Most states that permit Miller Trusts allow applicants to use them to qualify for either nursing home benefits or HCBS.

Some states offer Medicaid spend-down and Miller Trust options. In other states, applicants are not able to use a Miller Trust, but can use a “pooled trust” to qualify for Medicaid (and for LTSS benefits).

Estate recovery for Medicaid benefits

States are required to recover from the estates of enrollees who received Medicaid-funded long-term care beginning at the age of 55. The law requires states to recover the cost of LTSS (and related medical and prescription drug costs), but states can also recover what they paid for other Medicaid benefits for enrollees age 55 or older. States also have the option to recoup Medicaid costs for younger enrollees if they lived in an institution permanently.

This process of recouping money from a Medicaid enrollee’s estate is called “estate recovery.”

Some states that previously used estate recovery for all Medicaid-funded services after a person was 55 have changed their rules to prevent estate recovery from applying to people who qualified for Medicaid expansion between the ages of 55 and 64 (but for whom Medicaid-funded LTSS were not provided). But the rules around this still vary considerably from state to state, and it’s important for Medicaid expansion enrollees age 55+ to understand how it works in their state.

Some states only recover from assets subject to a will (known as the “probate estate”), but other states will recover assets that pass outside of probate.

Medicaid prescription drug benefits / State Pharmaceutical Assistance Programs

Before the Medicare Part D prescription drug benefit took effect in 2006, low-income Medicare beneficiaries received prescription drug benefits through Medicaid.

To keep prescription drug costs affordable, Medicare enrollees who also have Medicaid, an MSP, or SSI are automatically enrolled in Extra Help. This federal program lowers prescription drug expenses under Part D to prices similar to those paid under Medicaid. However, Part D plans are not allowed to cover certain medications that Medicaid covers – including over-the-counter drugs, prescription vitamins, most non-FDA approved drugs, and some cough medicines. A few states provide a limited Medicaid prescription drug benefit that covers these drugs for eligible Medicare beneficiaries.

Some states also operate State Pharmaceutical Assistance Programs (SPAPs), which provide assistance to Medicare Part D enrollees with low and moderate incomes. These programs can help pay for Part D premiums and copays, and may cover drugs that aren’t covered by Part D. SPAP enrollees also receive a once-yearly special enrollment period (SEP) to select or change Medicare Advantage and Part D plans.

How do I apply for Medicaid benefits or an MSP in my state?

The way you apply for ABD Medicaid, MSP and long-term care benefits varies in each state. Some states allow you to apply for ABD Medicaid or MSP benefits online – or to begin your long-term care application. In other states, you have to submit a paper application at a Medicaid or social services office – or send this by mail or fax.
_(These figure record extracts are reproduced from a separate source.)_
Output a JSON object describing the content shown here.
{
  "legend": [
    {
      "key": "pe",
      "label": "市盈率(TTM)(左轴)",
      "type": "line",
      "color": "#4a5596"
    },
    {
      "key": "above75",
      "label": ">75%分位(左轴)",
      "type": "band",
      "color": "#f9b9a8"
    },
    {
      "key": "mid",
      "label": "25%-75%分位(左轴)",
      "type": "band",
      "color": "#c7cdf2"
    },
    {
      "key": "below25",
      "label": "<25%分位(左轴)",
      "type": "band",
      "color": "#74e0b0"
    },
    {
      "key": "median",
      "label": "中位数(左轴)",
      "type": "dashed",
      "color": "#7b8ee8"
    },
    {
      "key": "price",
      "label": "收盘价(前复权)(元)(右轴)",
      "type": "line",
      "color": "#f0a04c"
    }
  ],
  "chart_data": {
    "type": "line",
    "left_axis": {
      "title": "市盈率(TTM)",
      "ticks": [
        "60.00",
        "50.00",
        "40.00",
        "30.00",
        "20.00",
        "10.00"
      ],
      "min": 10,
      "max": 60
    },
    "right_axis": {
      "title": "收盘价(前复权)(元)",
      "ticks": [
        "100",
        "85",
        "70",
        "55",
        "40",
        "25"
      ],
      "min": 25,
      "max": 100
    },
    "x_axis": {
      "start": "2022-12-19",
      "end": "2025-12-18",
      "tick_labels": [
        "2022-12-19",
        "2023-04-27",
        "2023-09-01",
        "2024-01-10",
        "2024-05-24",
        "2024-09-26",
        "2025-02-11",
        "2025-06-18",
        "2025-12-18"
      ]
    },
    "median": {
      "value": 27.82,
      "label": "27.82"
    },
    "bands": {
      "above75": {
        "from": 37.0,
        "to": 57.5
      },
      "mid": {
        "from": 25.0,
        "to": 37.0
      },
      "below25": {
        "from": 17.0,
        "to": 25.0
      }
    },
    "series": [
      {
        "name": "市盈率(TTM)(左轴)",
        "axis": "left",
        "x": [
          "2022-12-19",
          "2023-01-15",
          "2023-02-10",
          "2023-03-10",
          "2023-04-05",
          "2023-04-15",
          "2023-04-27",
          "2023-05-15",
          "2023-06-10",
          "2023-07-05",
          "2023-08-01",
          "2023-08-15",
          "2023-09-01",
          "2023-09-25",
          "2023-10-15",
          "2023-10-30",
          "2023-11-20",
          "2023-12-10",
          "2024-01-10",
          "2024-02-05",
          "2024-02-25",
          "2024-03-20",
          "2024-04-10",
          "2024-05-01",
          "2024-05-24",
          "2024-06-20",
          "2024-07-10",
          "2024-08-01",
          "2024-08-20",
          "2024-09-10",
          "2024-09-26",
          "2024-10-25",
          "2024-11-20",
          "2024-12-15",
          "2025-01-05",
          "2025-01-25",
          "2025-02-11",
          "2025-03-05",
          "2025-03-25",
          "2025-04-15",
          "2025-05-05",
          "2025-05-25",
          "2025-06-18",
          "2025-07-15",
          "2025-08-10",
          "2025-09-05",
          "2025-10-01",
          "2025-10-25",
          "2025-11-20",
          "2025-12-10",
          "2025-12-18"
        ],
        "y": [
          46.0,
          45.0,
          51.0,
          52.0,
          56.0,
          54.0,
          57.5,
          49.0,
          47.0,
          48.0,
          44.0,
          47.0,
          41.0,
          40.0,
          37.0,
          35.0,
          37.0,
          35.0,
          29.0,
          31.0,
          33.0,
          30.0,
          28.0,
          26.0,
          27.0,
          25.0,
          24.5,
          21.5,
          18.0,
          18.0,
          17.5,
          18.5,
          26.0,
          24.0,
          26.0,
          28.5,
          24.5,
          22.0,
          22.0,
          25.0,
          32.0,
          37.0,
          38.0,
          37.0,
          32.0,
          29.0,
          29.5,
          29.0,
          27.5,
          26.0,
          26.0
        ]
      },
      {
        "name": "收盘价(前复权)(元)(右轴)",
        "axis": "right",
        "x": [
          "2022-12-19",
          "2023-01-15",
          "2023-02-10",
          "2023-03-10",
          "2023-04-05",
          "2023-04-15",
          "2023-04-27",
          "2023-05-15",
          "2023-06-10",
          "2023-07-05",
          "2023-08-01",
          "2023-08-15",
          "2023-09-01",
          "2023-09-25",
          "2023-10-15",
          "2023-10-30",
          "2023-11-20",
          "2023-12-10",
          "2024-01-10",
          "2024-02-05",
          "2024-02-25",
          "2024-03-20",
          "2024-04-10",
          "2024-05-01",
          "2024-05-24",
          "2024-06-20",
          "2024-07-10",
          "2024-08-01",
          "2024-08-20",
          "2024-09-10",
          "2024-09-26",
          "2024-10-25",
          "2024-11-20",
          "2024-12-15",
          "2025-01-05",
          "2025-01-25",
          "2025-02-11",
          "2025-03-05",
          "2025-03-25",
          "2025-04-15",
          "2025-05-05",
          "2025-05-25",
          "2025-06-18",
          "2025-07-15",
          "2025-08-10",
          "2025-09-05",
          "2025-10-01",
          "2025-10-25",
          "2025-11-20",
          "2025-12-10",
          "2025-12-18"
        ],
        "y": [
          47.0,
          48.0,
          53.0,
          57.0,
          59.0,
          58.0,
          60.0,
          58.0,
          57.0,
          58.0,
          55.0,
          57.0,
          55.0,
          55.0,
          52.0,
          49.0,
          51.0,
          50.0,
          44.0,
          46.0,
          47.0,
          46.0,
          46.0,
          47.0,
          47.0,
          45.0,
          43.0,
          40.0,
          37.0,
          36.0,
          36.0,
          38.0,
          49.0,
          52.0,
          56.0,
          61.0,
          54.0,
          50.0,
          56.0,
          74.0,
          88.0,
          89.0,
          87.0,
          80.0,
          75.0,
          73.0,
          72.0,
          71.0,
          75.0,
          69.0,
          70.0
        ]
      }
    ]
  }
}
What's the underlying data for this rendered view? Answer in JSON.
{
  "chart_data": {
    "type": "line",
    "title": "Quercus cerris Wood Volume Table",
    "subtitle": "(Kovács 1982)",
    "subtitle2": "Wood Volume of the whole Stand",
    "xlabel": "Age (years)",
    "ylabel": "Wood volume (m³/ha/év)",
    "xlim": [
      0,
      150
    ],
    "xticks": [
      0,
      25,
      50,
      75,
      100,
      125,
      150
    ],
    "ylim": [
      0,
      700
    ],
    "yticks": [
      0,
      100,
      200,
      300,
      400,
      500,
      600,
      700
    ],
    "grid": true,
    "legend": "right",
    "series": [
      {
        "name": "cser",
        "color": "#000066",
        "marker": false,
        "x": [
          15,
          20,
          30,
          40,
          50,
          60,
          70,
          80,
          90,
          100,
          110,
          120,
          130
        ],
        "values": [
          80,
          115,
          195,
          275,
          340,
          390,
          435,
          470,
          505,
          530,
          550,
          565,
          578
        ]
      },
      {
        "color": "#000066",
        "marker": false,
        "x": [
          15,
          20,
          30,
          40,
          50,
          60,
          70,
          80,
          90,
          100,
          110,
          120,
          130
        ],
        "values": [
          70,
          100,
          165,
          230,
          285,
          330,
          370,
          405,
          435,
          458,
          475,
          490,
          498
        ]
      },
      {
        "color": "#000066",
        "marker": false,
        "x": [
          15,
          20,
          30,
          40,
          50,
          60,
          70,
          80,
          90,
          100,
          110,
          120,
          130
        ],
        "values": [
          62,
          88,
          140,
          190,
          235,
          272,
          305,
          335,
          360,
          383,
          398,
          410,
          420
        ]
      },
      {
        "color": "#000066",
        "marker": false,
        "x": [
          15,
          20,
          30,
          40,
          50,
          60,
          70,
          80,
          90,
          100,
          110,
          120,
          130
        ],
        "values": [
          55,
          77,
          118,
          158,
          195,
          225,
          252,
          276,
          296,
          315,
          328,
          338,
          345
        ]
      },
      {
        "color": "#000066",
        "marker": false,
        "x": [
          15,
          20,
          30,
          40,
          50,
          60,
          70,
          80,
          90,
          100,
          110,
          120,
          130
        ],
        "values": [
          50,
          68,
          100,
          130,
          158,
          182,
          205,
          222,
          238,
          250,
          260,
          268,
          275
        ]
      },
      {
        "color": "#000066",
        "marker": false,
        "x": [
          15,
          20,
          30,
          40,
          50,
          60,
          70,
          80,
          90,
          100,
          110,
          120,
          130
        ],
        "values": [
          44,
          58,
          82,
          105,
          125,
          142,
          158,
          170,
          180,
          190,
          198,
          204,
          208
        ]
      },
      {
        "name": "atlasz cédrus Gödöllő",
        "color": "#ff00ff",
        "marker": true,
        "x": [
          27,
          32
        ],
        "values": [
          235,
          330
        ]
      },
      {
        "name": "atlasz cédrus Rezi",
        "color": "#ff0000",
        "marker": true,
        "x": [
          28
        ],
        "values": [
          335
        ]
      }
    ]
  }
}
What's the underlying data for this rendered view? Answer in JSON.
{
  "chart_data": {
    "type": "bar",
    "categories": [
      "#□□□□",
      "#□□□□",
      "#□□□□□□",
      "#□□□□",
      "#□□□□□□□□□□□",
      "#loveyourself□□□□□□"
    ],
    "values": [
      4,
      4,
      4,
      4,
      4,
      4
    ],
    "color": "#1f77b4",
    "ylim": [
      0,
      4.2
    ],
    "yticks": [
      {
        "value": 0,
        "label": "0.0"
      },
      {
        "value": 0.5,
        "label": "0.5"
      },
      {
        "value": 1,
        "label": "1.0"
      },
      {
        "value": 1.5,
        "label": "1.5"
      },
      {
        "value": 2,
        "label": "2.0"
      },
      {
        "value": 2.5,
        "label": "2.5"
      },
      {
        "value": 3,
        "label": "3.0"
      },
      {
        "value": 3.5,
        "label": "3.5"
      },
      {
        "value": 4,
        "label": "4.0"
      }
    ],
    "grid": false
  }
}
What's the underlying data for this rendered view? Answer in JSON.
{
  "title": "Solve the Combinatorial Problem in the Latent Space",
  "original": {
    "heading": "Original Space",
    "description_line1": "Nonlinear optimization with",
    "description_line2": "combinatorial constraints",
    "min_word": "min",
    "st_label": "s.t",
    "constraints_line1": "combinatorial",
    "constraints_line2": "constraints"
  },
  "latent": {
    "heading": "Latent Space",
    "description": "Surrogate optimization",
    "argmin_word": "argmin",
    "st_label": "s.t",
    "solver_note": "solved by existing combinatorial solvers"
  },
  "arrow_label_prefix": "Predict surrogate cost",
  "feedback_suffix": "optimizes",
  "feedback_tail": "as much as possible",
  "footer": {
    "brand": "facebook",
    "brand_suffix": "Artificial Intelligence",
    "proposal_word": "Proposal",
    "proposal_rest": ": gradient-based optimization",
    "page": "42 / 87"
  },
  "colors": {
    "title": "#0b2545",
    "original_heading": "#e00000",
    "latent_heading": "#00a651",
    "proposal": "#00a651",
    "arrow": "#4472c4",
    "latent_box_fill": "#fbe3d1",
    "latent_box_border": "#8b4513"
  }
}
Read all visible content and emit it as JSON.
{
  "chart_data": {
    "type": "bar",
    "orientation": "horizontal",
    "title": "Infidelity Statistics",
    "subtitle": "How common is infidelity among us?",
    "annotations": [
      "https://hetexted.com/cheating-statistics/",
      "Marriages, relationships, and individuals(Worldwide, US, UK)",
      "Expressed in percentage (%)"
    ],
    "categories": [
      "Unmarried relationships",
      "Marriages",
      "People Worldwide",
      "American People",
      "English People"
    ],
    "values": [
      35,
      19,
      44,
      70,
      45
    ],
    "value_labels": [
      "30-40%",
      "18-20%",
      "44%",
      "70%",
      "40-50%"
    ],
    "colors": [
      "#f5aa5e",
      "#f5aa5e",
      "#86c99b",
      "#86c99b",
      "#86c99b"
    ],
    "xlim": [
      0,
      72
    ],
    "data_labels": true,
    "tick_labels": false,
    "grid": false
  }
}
We have included information about applying for Medicaid at the end of each state page. When available, we included a link to the state’s online Medicaid application. We also listed the state agency in charge of eligibility.

If you’re applying for MSP or ABD Medicaid, your state should try to confirm information about your identity, income and assets without asking you to provide records. You would only need to provide Medicaid with identification documents, a Social Security award letter, pay stubs, or bank account statements if information couldn’t be verified electronically, or if electronic records don’t match what was listed on your application.

But eligibility for Medicaid long-term care benefits can’t be determined without your financial records. You’ll usually have to share 60 months of checking, savings, and retirement account statements when applying for those services.

Medicaid will meet with you and your family if you apply for long-term care benefits. You would also be evaluated for whether you require a certain level of assistance with needs and activities, which could affect your eligibility.